Line chart showing UK inflation rising to 11.1% in October 2022 and 2% in July 2024
[BBC]

Why are prices still rising?

Inflation has fallen significantly since it hit 11.1% in October 2022, which was the highest rate for 40 years.

However, that doesn't mean prices are falling - just that they are rising less quickly.

Inflation soared in 2022 because oil and gas were in greater demand after the Covid pandemic, and energy prices surged again when Russia invaded Ukraine.

It then remained above the Bank of England's 2% target partly because of high food prices.

Although these have now dropped back, some parts of the economy, like the services sector - which includes everything from restaurants to hairdressers - are still seeing significant price rises.
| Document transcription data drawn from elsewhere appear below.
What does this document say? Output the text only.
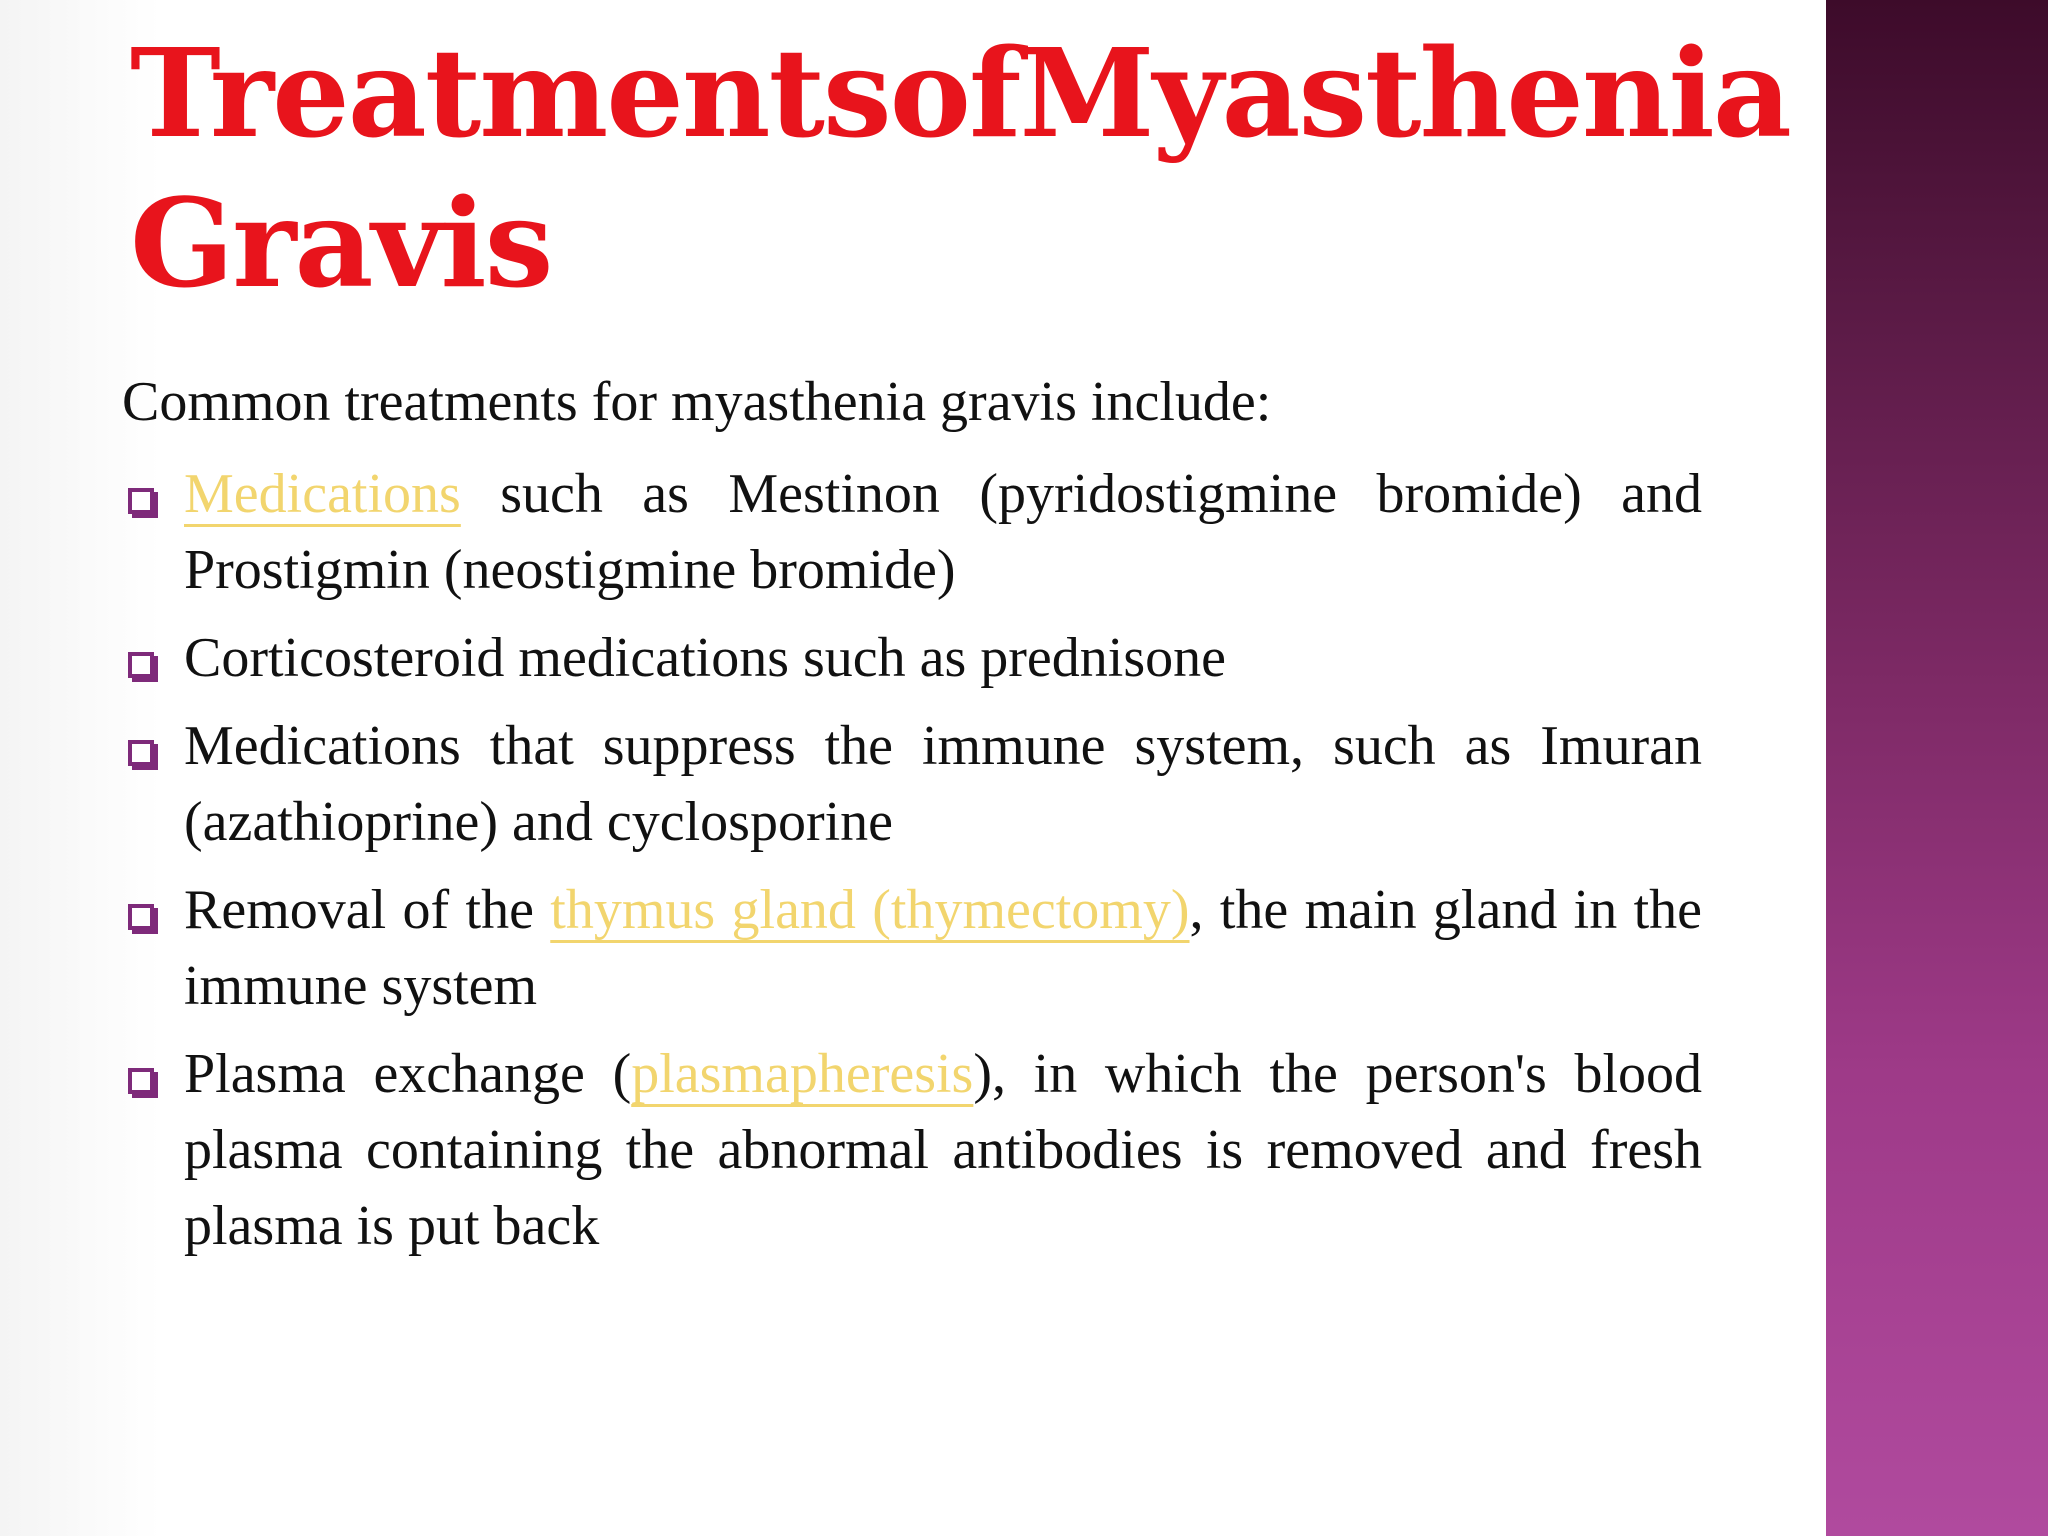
Treatments of Myasthenia
Gravis

Common treatments for myasthenia gravis include:

Medications such as Mestinon (pyridostigmine bromide) and Prostigmin (neostigmine bromide)
Corticosteroid medications such as prednisone
Medications that suppress the immune system, such as Imuran (azathioprine) and cyclosporine
Removal of the thymus gland (thymectomy), the main gland in the immune system
Plasma exchange (plasmapheresis), in which the person's blood plasma containing the abnormal antibodies is removed and fresh plasma is put back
Worker shortages have also made it more expensive to find and keep staff.

Why does putting up interest rates help to lower inflation?

The Bank of England uses interest rates to try and keep inflation at 2%.

When inflation was well above that target, it increased interest rates to 5.25%, a 16-year high.

Chart showing UK inflation and interest rates (17 July 2024)
[BBC]

The idea is that if you make borrowing more expensive, people have less money to spend. People may also be encouraged to save more.

In turn, this reduces demand for goods and slows price rises.

But it is a balancing act - increasing borrowing costs risks harming the economy.

For example, homeowners face higher mortgage repayments, which can outweigh better savings deals.

Businesses also borrow less, making them less likely to create jobs. Some may cut staff and reduce investment.

When will inflation and interest rates go down?

In June, the Bank of England held rates at 5.25% for a seventh time because it did not think inflation had fallen far enough.

Although the headline CPI figure has hit the 2% target, the Bank also considers other measures of inflation when deciding how to change rates, such as "core inflation".

Core inflation doesn't include food or energy prices because they tend to be very volatile, but it was 3.5% in June - unchanged from May, which suggests price rises are still an issue.

The July inflation figures will be released on Wednesday 14 August.

Many economists had been expecting the Bank to cut rates before then at its next meeting on Thursday 1 August.

However, the latest date from the ONS suggests the cut might not happen until later in the autumn.

In its latest forecast for the global economy, the International Monetary Fund (IMF) warned that persistent inflation in countries including the UK and US might mean interest rates have to stay "higher for even longer".

Are wages keeping up with inflation?

The latest official figures show that wages are increasing more slowly than they were two years ago, but are still rising faster than inflation.

Line graph showing UK wages rising by 5.7% and prices at 2.5% in the three months to May 2024 (18 July 2024)
[BBC]

Average growth in pay (excluding bonuses) during the three-month period between March and May 2024 was 5.7% higher than it was in the same period in 2023.

When the impact of inflation is stripped out, pay rose by 3.2%.

What is happening to inflation and interest rates in Europe and the US?

Many other countries have also seen inflation and higher interest rates.

At 2%, UK inflation is below the rate for countries using the euro, which was 2.6% in May, up from 2.4% in April.

Despite the slight rise in inflation, in June the European Central Bank (ECB) cut its main interest rate from an all-time high of 4% to 3.75%, the first drop in five years.

In March, the US central bank indicated it could cut its key interest rates three times in 2024.

In the 12 months to June, US inflation dropped to 3%, down from 3.3% in the year to May.

But at its June the bank kept its key interest rates at between 5.25% and 5.5% - unchanged since July 2023 - and signalled it now expected to cut just once in 2024.